☕ コーヒー13:アラビカの品種群 ― ティピカ・ブルボン・ゲイシャ ―

  • 分類:アラビカ種内の品種群
  • 代表的品種:ティピカ、ブルボン、ゲイシャ ほか
  • 成立背景:栽培中の選抜・突然変異・地域適応
  • 重視される場面:スペシャルティコーヒー

アラビカ種、と一言で言っても、 畑に立つ木は一様ではない。

長い栽培の歴史の中で、 土地に合った個体、味の評価が高かった個体が選ばれ、 品種として名前を持つようになった。

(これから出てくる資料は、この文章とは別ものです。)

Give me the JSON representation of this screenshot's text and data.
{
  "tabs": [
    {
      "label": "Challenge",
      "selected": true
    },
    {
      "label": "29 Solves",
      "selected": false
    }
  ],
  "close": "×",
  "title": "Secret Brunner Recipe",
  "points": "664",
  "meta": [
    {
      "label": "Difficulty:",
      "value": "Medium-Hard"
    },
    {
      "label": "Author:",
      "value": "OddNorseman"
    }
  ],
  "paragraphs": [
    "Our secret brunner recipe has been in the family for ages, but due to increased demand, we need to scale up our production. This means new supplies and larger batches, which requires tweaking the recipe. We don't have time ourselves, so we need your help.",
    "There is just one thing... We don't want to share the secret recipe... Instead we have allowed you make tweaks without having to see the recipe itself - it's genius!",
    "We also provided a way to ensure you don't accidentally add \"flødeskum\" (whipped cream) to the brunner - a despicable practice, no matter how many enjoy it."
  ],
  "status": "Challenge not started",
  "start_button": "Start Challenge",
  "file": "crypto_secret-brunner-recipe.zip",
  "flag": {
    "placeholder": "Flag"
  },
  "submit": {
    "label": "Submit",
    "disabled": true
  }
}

ティピカ、ブルボン、ゲイシャ。 これらは別の種ではない。 同じアラビカの中で分かれていった枝だ。

☕ 目次

🌿 1. 品種とは何か ― 種との違い

「品種」とは、
同じ種の中で、性質の違いが安定して受け継がれる集団を指す。

アラビカ種は、もともと自家受粉しやすく、 遺伝的な変化が固定されやすい。

そのため、 土地ごと、農園ごとに、 味や形の違いが蓄積されやすかった。

品種名は、 人が整理した名前であると同時に、 植物が辿ってきた分岐の記録でもある。

🌱 2. ティピカ ― 原型に近い系譜

ティピカは、 アラビカ種の中でも、もっとも古い系譜のひとつとされる。

収量は少なく、病気にも弱い。 だが、味のバランスがよく、 「コーヒーの基準」として扱われてきた。

多くの品種は、 ティピカ系の枝から派生している。

ティピカは、 目立たないが、基準点になる存在だ。

🌸 3. ブルボン ― 甘さを選ばれた枝

ブルボンは、 ティピカ系が別の土地に移り、 そこで選ばれた系譜だ。

果実の甘さが出やすく、 丸みのある味わいを持つ。

収量や樹形の違いから、 農業的にも価値が見出された。

ブルボンは、 味の方向性で評価された品種と言える。

🌼 4. ゲイシャ ― 香りが評価された突然変異

ゲイシャは、 長いあいだ注目されなかった品種だ。

生育が遅く、扱いにくい。 だが、ある時、 圧倒的な香りが評価される。

  • 身近な表記:「ゲイシャ」「Geisha」
  • よくある印象:花のような香り、軽やか
  • 飲まれる場面:高価格帯のシングルオリジン

ゲイシャは、 強さでも安定でもなく、 感じ取られる価値によって残った。

品種とは、 優劣ではなく、 選ばれ方の違いなのだ。

☕ 詩的一行

同じ種でも、選ばれ方はひとつではない。